'R' is for rigor in US high schools

Spreading college-level classes to low-income high schools can better prepare kids for college.

Parents of high-schoolers may think AP courses are only for driven, well-off, and mostly white students. Same for advanced placement's obscure cousin, the IB, or international baccalaureate. Encouragingly, educators are working to spread the reach of these college-level programs.

That's because the US is not doing so well at high school and higher education. Bite down on these sour facts: Only 18 percent of high school seniors performed at or above proficiency in science in 2005. Forty percent of college students have to take at least one remedial course – and only half of those who set out to earn a bachelor's degree do so.
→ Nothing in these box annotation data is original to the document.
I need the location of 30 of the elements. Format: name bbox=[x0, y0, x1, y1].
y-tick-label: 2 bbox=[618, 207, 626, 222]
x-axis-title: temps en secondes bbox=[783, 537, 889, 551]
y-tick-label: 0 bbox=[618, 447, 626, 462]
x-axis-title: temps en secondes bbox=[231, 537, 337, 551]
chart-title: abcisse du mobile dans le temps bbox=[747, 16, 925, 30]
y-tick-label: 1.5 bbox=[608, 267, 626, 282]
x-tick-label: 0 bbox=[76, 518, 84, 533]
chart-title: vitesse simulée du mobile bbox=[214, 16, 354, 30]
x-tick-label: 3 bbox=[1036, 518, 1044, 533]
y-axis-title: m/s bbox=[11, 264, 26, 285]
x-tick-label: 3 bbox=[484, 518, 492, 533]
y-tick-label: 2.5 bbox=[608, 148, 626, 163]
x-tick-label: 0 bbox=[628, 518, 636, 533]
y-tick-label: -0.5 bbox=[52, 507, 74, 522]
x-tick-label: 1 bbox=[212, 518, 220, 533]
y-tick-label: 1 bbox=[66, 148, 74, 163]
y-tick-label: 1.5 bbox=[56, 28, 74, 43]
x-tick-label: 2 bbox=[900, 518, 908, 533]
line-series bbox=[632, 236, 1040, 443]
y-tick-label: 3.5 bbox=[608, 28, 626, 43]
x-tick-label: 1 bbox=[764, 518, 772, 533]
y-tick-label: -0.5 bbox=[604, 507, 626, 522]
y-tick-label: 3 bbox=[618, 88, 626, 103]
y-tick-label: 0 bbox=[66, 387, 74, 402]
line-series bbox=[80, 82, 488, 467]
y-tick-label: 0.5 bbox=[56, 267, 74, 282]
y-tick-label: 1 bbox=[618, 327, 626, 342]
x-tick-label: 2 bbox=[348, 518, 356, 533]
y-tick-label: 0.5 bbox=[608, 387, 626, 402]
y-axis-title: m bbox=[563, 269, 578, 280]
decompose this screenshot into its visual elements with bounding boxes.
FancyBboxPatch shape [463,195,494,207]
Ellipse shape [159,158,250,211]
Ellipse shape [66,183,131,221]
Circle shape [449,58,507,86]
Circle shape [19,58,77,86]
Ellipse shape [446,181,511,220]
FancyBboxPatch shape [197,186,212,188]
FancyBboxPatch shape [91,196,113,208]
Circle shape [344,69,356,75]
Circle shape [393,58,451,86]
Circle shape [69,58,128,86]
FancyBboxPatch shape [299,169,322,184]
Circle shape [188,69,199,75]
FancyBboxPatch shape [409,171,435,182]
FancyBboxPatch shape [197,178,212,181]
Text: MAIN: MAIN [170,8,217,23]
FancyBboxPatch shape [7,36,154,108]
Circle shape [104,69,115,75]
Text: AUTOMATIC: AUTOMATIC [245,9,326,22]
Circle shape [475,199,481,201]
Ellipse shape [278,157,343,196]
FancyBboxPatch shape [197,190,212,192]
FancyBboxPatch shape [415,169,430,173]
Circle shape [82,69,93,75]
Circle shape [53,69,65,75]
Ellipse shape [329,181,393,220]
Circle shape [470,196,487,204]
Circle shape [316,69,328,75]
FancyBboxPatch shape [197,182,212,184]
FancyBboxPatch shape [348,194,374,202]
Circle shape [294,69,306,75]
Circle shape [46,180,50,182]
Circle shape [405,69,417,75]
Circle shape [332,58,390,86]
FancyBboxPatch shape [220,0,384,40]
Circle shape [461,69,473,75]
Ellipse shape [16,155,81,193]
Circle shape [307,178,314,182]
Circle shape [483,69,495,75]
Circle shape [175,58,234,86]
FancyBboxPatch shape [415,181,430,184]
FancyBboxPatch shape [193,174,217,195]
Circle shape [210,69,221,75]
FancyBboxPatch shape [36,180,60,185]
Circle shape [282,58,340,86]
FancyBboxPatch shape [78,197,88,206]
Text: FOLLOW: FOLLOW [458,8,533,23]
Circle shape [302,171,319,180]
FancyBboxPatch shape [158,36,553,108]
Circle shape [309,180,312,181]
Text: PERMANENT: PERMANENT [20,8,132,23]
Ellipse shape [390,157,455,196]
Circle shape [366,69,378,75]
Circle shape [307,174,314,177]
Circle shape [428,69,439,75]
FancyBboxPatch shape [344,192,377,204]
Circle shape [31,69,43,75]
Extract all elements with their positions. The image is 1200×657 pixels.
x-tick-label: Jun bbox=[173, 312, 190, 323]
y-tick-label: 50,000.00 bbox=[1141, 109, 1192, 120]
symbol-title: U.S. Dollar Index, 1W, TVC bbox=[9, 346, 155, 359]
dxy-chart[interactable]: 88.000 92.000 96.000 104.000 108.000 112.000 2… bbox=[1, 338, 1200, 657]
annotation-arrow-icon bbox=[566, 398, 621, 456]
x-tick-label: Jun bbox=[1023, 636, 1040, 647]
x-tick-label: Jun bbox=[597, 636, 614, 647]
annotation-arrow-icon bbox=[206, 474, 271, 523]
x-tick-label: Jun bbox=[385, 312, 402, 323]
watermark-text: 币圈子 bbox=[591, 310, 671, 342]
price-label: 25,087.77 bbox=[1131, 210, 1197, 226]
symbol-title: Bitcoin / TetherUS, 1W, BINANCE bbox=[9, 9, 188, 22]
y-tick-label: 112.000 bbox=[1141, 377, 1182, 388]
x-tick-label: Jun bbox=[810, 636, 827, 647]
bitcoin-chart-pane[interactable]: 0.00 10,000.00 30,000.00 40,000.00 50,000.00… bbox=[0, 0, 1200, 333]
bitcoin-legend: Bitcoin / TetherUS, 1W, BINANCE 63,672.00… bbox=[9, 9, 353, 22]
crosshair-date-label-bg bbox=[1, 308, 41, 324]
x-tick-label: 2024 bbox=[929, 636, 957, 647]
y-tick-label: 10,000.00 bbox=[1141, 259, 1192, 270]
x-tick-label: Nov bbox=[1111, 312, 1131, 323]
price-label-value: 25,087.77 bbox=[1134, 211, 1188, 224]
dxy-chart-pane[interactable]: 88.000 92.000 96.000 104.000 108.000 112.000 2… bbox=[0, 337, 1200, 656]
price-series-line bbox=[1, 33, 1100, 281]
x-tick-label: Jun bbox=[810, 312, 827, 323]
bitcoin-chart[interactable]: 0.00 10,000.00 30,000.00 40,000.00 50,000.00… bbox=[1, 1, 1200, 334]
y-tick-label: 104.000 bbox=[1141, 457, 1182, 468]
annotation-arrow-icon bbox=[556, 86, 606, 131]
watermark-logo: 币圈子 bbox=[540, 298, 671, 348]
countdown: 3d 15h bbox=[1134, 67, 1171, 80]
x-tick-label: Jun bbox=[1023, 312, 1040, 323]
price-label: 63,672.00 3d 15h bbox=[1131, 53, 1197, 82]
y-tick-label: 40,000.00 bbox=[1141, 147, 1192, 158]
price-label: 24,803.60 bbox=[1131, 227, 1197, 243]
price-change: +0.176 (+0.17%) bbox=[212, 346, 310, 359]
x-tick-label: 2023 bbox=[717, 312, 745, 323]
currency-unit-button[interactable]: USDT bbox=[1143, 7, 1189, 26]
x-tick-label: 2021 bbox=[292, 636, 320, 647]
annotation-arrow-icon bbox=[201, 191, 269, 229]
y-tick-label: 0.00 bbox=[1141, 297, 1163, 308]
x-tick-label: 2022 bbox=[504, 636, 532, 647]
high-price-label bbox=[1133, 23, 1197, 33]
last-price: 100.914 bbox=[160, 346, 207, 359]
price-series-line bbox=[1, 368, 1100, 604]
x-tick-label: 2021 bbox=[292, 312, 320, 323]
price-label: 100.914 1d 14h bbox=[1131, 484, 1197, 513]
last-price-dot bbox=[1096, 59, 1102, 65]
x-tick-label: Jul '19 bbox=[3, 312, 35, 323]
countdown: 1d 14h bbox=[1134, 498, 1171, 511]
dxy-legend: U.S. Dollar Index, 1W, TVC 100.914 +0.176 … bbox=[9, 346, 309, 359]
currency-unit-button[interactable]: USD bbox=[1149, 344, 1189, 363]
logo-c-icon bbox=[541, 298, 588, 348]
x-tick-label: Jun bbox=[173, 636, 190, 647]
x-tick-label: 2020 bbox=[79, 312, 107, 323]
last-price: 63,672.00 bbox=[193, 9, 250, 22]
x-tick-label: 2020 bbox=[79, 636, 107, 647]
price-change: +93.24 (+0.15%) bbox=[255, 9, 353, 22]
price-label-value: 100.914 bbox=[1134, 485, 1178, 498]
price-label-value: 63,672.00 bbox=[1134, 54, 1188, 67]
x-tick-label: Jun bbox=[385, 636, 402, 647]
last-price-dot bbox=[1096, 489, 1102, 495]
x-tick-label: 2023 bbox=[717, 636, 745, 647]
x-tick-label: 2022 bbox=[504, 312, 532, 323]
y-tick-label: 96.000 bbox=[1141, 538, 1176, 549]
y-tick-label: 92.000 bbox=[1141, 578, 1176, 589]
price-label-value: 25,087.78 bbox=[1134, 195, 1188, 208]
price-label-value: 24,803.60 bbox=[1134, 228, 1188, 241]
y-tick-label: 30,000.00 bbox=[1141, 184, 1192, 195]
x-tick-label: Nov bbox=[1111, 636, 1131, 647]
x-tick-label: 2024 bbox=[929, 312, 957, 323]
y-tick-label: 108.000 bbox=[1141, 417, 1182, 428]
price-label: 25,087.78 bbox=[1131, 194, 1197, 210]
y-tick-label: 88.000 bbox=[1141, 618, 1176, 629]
If the US wants to be globally competitive, high schools have to do a much better job at preparing kids for college.

Increasingly, educators, policymakers, and even those in the private sector think college-level courses can be used as an education reform tool to boost poor performance in public high schools. An effort is being made to bring AP and IB to more schools with low-income and minority students and to allow general enrollment.

A word about AP and IB: Both are rigorous programs that can earn a student college credit. Both cultivate critical thinking. Tests are written and graded by outsiders.

Both are growing. AP is run by the nonprofit College Board, and is now in about 60 percent of US high schools. The much smaller IB started as a way to provide an internationally recognized diploma for children of expatriates, and is in only about 2 percent of US high schools. It's run by the nonprofit International Baccalaureate Organization in Geneva.

As with AP, students can take individual IB classes, but if they go for the diploma, it's a more strenuous regime requiring foreign language fluency, a 4,000-word research paper, and a lengthy final exam.

Because students who take AP tests have a higher college graduation rate than those who don't, it makes sense to increase the number of high-schoolers taking college-level courses.

Those concerned that low-income students lack the training to perform in such classes should look at Mount Vernon High School in Alexandria, Va. Just over a decade ago, the school was inundated with low-income, low-performing black and Hispanic students, and middle class families were moving out. It adopted IB and has turned around. About half the juniors and seniors are taking IB classes, a third of them are minorities. IB scores have improved.

"Teachers were convinced that kids at low income can learn at this level if you give them extra time and encouragement," says Jay Mathews, who devised the Newsweek magazine index that rates the top 100 US high schools. Meanwhile, IB at Mount Vernon has energized middle school teachers to better prepare their kids for a more demanding high school curriculum.

The greatest obstacles to spreading AP and IB are probably commitment and cost for teacher training, materials, and testing. (Mount Vernon spends about $55,000 a year on IB). But the US Department of Education, the National Governors Association, and major private players such as Exxon Mobile Corp. are willing to spend for these courses.

They recognize that raising the ceiling of expectation will raise the floor of achievement.